Both the nodes and edges data sets can contain some extra columns which can be used in the network graph. For example, in the nodes data set I have used restaurant type (French, Chinese, Indian,…) to color my nodes. And in the edges data set I have specified the strength of the edge/link. In my case I have defined the strength as the number of reviewers. So, If reviewer x, y and z have reviewed restaurants A and B then the strength of edge A-B is 3.
Before I went to the university I have lived in the lovely city of of Hoorn in the Netherlands. Lets look at the restaurants in Hoorn and how they are connected. The restaurant nodes data set looks like:
The restaurant edges data set looks like:
Given the two data sets, the R code to create the network is given by
visNetwork( RestaurantNodes, RestaurantEdges, legend = TRUE) %>% visOptions( highlightNearest = TRUE, nodesIdSelection = TRUE) %>% visInteraction( navigationButtons = TRUE) %>% visPhysics( maxVelocity = 35)

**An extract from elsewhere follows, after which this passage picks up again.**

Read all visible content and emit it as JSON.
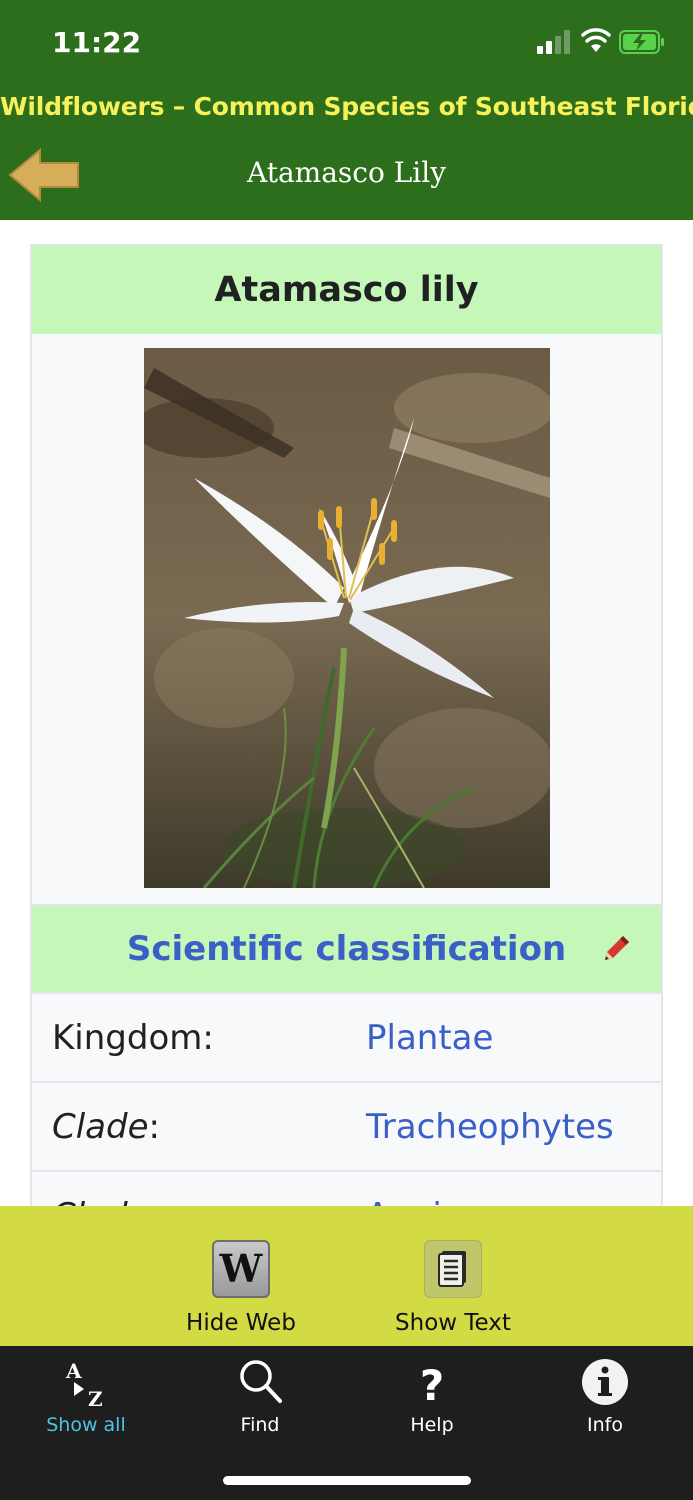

There are many options you can set, see the help for more information. I have just used a couple. A handy option is highlightNearest, when there are many nodes you can select a node and only the nodes nearest to the selected are highlighted and the rest is grayed out. Here are some screen shots of my network graph, click to enlarge.

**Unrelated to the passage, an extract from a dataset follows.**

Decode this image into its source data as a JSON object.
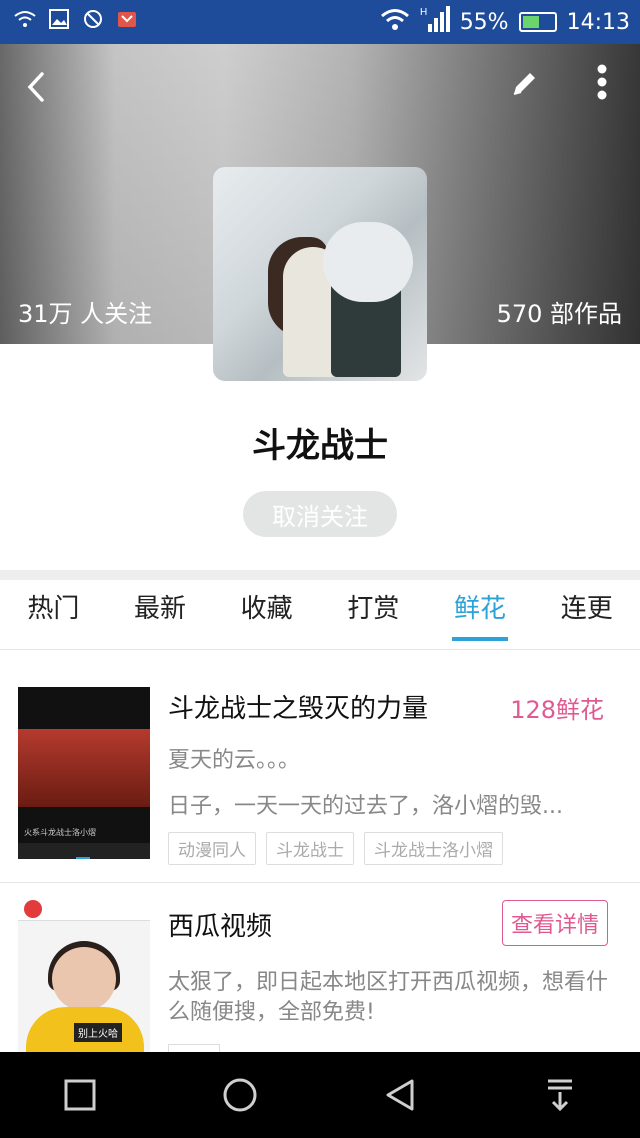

Don’t they look lovely? In the interactive graph the nodes can ‘vibrate’, just like atomic nuclei. I have published the network graph on Rpubs so that you can interact with the graph yourself. Apart from the nostalgic reason to choose restaurants in Hoorn, there is another reason, when there are too many nodes and edges the graph does not perform well. Trying to create this graph for all restaurants in the Netherlands is not possible.